Gold pinned below $1,800 as economic uncertainty, strong dollar weigh

  • Commodities News
Gold pinned below $1,800 as economic uncertainty, strong dollar weigh
Credit: © Reuters.

By Ambar Warrick Gold prices steadied below key levels on Wednesday as investors awaited more cues on the global economy from a swathe of readings due this week, while a recovery in the dollar also kept metal markets subdued.

Markets awaited trade and inflation data from China, third-quarter GDP figures from Japan and Australia , and most importantly, U.S. producer inflation data due later in the week.

The U.S. producer price index for November, due on Friday, will be closely watched for any cues on the path of inflation in the country. Given that the Fed signaled that their terminal interest rate will largely track inflation, markets grew more cautious ahead of the reading.

Spot gold traded around $1,770.33 an ounce, while gold futures fell 0.1% to $1,782.35 an ounce. Both instruments are trading down for the week, as stronger-than-expected U.S. data pushed up fears of inflation remaining sticky in the country.

The dollar recovered sharply from a five-month low this week, and weighed on most commodities that are priced in the greenback.

The Fed is set to meet next week in its final meeting for the year. While the bank is expected to hike interest rates by a relatively smaller margin, it has warned that its benchmark rate could rise to higher-than-expected levels next year.

Metal markets were battered by a sharp rise in U.S. interest rates this year, as higher yields drove up the opportunity cost of holding non-yielding assets.

With the Fed signaling no immediate end to its rate hiking cycle, this trend is likely to continue in the near-term. Markets are awaiting more cues from the central bank next week.

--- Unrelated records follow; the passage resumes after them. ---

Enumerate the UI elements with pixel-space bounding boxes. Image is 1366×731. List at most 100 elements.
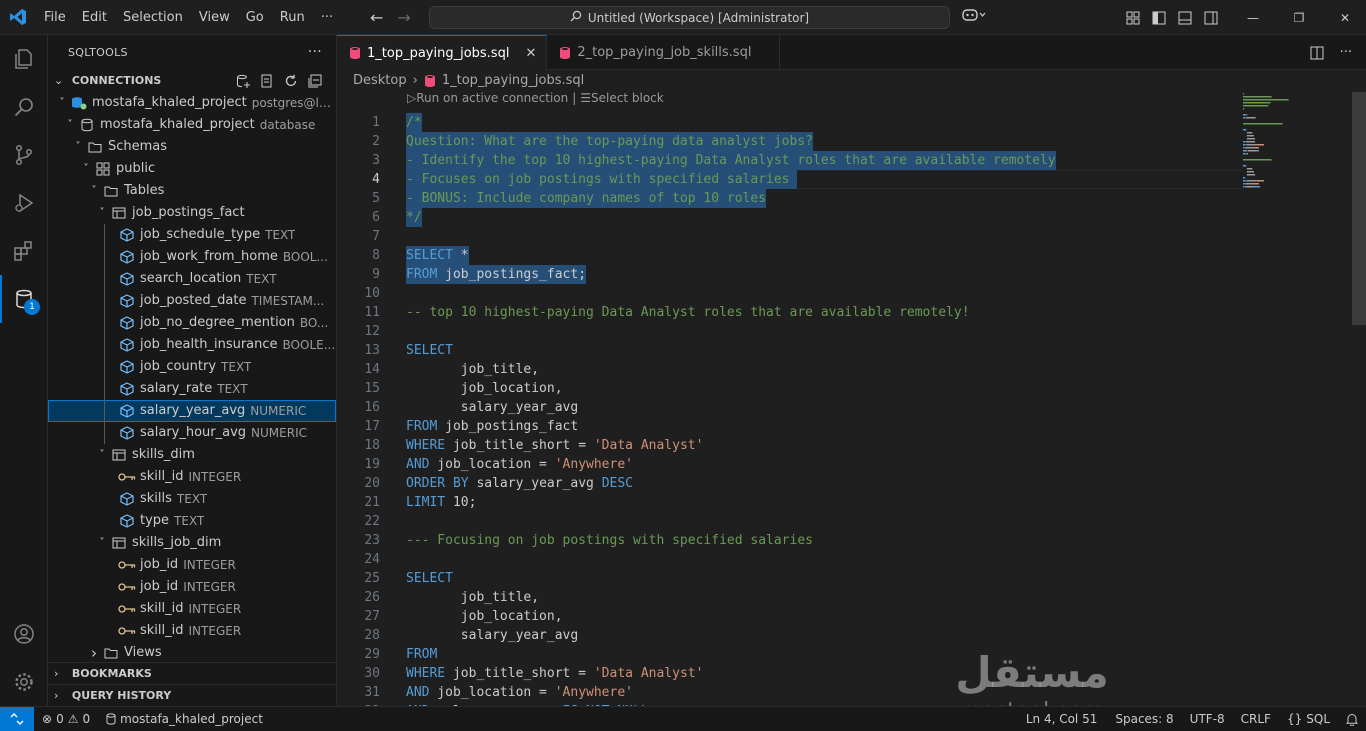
tree-item[interactable]: ˅ mostafa_khaled_project database xyxy=(48,114,336,136)
breadcrumb-file[interactable]: 1_top_paying_jobs.sql xyxy=(442,70,584,92)
problems-indicator[interactable]: ⊗ 0 ⚠ 0 xyxy=(34,712,98,726)
toggle-primary-sidebar-icon[interactable] xyxy=(1152,11,1166,25)
tree-item[interactable]: › Views xyxy=(48,642,336,664)
restore-button[interactable]: ❐ xyxy=(1276,0,1322,35)
tree-item[interactable]: job_health_insurance BOOLE... xyxy=(48,334,336,356)
tree-item[interactable]: ˅ Tables xyxy=(48,180,336,202)
source-control-icon[interactable] xyxy=(0,131,48,179)
forward-arrow-icon[interactable]: → xyxy=(397,8,410,27)
explorer-icon[interactable] xyxy=(0,35,48,83)
connections-toolbar xyxy=(236,70,322,92)
chevron-down-icon[interactable]: ˅ xyxy=(94,444,110,466)
refresh-icon[interactable] xyxy=(284,74,298,88)
tree-item[interactable]: job_posted_date TIMESTAM... xyxy=(48,290,336,312)
copilot-icon[interactable] xyxy=(962,8,986,26)
tab-1-top-paying-jobs[interactable]: 1_top_paying_jobs.sql ✕ xyxy=(337,35,548,70)
menu-item[interactable]: Run xyxy=(272,0,313,35)
tree-item[interactable]: ˅ job_postings_fact xyxy=(48,202,336,224)
scrollbar-thumb[interactable] xyxy=(1352,92,1366,325)
run-on-active-connection-link[interactable]: ▷Run on active connection xyxy=(407,91,568,105)
back-arrow-icon[interactable]: ← xyxy=(370,8,383,27)
search-icon[interactable] xyxy=(0,83,48,131)
chevron-down-icon[interactable]: ˅ xyxy=(54,92,70,114)
tree-item[interactable]: job_schedule_type TEXT xyxy=(48,224,336,246)
close-tab-icon[interactable]: ✕ xyxy=(525,46,536,61)
tree-item[interactable]: ˅ skills_job_dim xyxy=(48,532,336,554)
toggle-secondary-sidebar-icon[interactable] xyxy=(1204,11,1218,25)
tree-item[interactable]: search_location TEXT xyxy=(48,268,336,290)
collapse-all-icon[interactable] xyxy=(308,74,322,88)
tree-item[interactable]: salary_year_avg NUMERIC xyxy=(48,400,336,422)
tree-item[interactable]: type TEXT xyxy=(48,510,336,532)
tree-item[interactable]: salary_rate TEXT xyxy=(48,378,336,400)
minimap-token xyxy=(1254,186,1261,188)
chevron-down-icon[interactable]: ˅ xyxy=(94,532,110,554)
close-window-button[interactable]: ✕ xyxy=(1322,0,1366,35)
minimap-token xyxy=(1253,183,1259,185)
sqltools-icon[interactable]: 1 xyxy=(0,275,48,323)
split-editor-icon[interactable] xyxy=(1310,46,1324,60)
menu-item[interactable]: View xyxy=(191,0,238,35)
bookmarks-section-header[interactable]: › BOOKMARKS xyxy=(48,662,336,684)
notifications-bell-icon[interactable] xyxy=(1338,713,1366,726)
new-sql-file-icon[interactable] xyxy=(260,74,274,88)
chevron-down-icon[interactable]: ˅ xyxy=(62,114,78,136)
remote-indicator-icon[interactable] xyxy=(0,707,34,731)
tree-item[interactable]: ˅ Schemas xyxy=(48,136,336,158)
tree-item[interactable]: skill_id INTEGER xyxy=(48,466,336,488)
chevron-down-icon[interactable]: ˅ xyxy=(86,180,102,202)
indentation-status[interactable]: Spaces: 8 xyxy=(1105,712,1181,726)
connections-section-header[interactable]: ⌄ CONNECTIONS xyxy=(48,70,336,92)
cursor-position[interactable]: Ln 4, Col 51 xyxy=(1018,712,1106,726)
language-mode-status[interactable]: {} SQL xyxy=(1279,712,1338,726)
tree-item[interactable]: job_id INTEGER xyxy=(48,554,336,576)
menu-item[interactable]: Go xyxy=(238,0,272,35)
chevron-right-icon[interactable]: › xyxy=(86,642,102,664)
codelens: ▷Run on active connection | ☰Select bloc… xyxy=(407,91,664,105)
minimize-button[interactable]: — xyxy=(1230,0,1276,35)
tab-2-top-paying-job-skills[interactable]: 2_top_paying_job_skills.sql xyxy=(547,35,781,70)
select-block-link[interactable]: ☰Select block xyxy=(580,91,663,105)
minimap[interactable] xyxy=(1242,92,1352,192)
breadcrumb-desktop[interactable]: Desktop xyxy=(353,70,407,92)
tree-item[interactable]: ˅ skills_dim xyxy=(48,444,336,466)
tree-item[interactable]: skill_id INTEGER xyxy=(48,598,336,620)
code-text: - Focuses on job postings with specified… xyxy=(406,170,798,189)
menu-item[interactable]: Selection xyxy=(115,0,191,35)
minimap-token xyxy=(1256,180,1264,182)
tree-item[interactable]: skills TEXT xyxy=(48,488,336,510)
tree-item[interactable]: job_country TEXT xyxy=(48,356,336,378)
more-actions-icon[interactable]: ··· xyxy=(308,35,322,70)
code-token: 'Data Analyst' xyxy=(593,666,704,681)
menu-item[interactable]: Edit xyxy=(74,0,115,35)
tree-item[interactable]: ˅ mostafa_khaled_project postgres@lo... xyxy=(48,92,337,114)
menu-item[interactable]: ··· xyxy=(313,0,341,35)
add-connection-icon[interactable] xyxy=(236,74,250,88)
menu-item[interactable]: File xyxy=(36,0,74,35)
minimap-token xyxy=(1243,117,1246,119)
tree-item[interactable]: job_work_from_home BOOL... xyxy=(48,246,336,268)
accounts-icon[interactable] xyxy=(0,610,48,658)
more-actions-icon[interactable]: ··· xyxy=(1340,45,1352,60)
tree-item[interactable]: salary_hour_avg NUMERIC xyxy=(48,422,336,444)
eol-status[interactable]: CRLF xyxy=(1233,712,1279,726)
code-editor[interactable]: 1 /* 2 Question: What are the top-paying da… xyxy=(337,108,1352,706)
command-center-search[interactable]: Untitled (Workspace) [Administrator] xyxy=(429,6,950,29)
query-history-section-header[interactable]: › QUERY HISTORY xyxy=(48,684,336,706)
editor-scrollbar[interactable] xyxy=(1352,92,1366,706)
extensions-icon[interactable] xyxy=(0,227,48,275)
toggle-panel-icon[interactable] xyxy=(1178,11,1192,25)
tree-item[interactable]: job_id INTEGER xyxy=(48,576,336,598)
tree-item[interactable]: job_no_degree_mention BO... xyxy=(48,312,336,334)
chevron-down-icon[interactable]: ˅ xyxy=(94,202,110,224)
manage-gear-icon[interactable] xyxy=(0,658,48,706)
customize-layout-icon[interactable] xyxy=(1126,11,1140,25)
tree-item[interactable]: ˅ public xyxy=(48,158,336,180)
encoding-status[interactable]: UTF-8 xyxy=(1182,712,1233,726)
active-connection-status[interactable]: mostafa_khaled_project xyxy=(98,712,271,726)
chevron-down-icon[interactable]: ˅ xyxy=(78,158,94,180)
language-label: SQL xyxy=(1306,712,1330,726)
run-debug-icon[interactable] xyxy=(0,179,48,227)
chevron-down-icon[interactable]: ˅ xyxy=(70,136,86,158)
tree-item[interactable]: skill_id INTEGER xyxy=(48,620,336,642)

Still, positive signals from China helped industrial metals. Copper prices shrugged off initial losses and rose 0.7% on Tuesday, while nickel prices rallied 1.2%.

Copper futures were flat around $3.8213 a pound in early Asian trade on Wednesday.

Several major Chinese cities scaled back COVID-linked movement curbs and testing mandates in recent days, amid growing public ire towards the government’s strict zero-COVID policy.

While markets are now positioning for an eventual withdrawal of the policy, such a scenario may be delayed, given that China is experiencing its worst COVID outbreak in terms of daily infections.

Still, the prospect of a Chinese reopening spurred a strong recovery in industrial metals, given that the country is one of the world’s largest commodity importers.